In Coffin’s latest gig as a professor of jazz studies, he teaches saxophone studio lessons and works with the top jazz ensemble at his university. The most important part of his teaching process is talking to his students about what they want to learn in order to tailor his lessons.
“Get to know them as people, not just as students,” Coffin says. “They are fertile minds and are looking for direction and guidance. Don’t make it about you. It’s all about them. There are many ways to reach students, and it’s our job as educators to expand the way we educate to fit the way the student learns.”
When he’s not busy rocking out on stage or in the classroom, Coffin leaves his stomping grounds in Tennessee and travels the world, giving clinics, master classes and lessons. “I involve the students from the very beginning of the clinic, and we talk about a wide variety of things — from why we do long tones to the aesthetic nature of music and how it relates to us as sentient beings,” explains Coffin. During these sessions, he encourages a lot of questions. “I try to get the students to be curious and to draw ideas and concepts out of what I present to them,” he says. “I basically allow them to be creative in their thought process and to provide a safe space for them to ask questions — no matter how ‘far out’ those questions might be.”
These clinics have given Coffin the opportunity to travel off the beaten path to unique places, including Havana, Cuba, and Tuva, a republic of Russia located in southern Siberia. “I’m really fortunate that music has taken me to a lot of very unique and unusual places around the globe,” he remarks. “I’m very thankful every day for that.”

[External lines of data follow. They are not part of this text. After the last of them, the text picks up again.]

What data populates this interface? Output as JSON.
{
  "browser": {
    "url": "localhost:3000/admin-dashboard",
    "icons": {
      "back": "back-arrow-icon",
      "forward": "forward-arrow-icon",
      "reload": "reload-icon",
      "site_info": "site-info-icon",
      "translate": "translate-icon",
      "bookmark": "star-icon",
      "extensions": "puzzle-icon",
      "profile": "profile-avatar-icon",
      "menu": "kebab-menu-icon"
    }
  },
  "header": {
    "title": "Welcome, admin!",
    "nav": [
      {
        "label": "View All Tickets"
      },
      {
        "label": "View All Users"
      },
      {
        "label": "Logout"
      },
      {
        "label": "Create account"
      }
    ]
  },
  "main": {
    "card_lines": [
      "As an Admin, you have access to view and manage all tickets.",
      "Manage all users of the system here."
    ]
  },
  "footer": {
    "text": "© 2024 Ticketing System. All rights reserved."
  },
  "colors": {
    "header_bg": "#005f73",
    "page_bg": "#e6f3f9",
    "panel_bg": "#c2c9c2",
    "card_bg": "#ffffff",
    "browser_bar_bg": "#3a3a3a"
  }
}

For students wishing to pursue a career in professional performance, Coffin says that fundamentals are key. His three volume book, The Saxophone Book, (www.thesaxophonebook.com) discusses what Coffin calls “The Big Five” of fundamentals: listening, tone and dynamics, articulation, rhythm and time, and harmony.
Through his presentations and in his university classes, Coffin feels he learns as much as he teaches. “We are there to learn together, and I feel that I am a student most times, and they are the teachers,” he reports. Yet even as a prominent performer and educator, Coffin will always consider himself to be, above all, a student. “Stay open and realize that you have a lot to learn,” he says. “The moment you stop being a student is the moment you need to stop teaching.”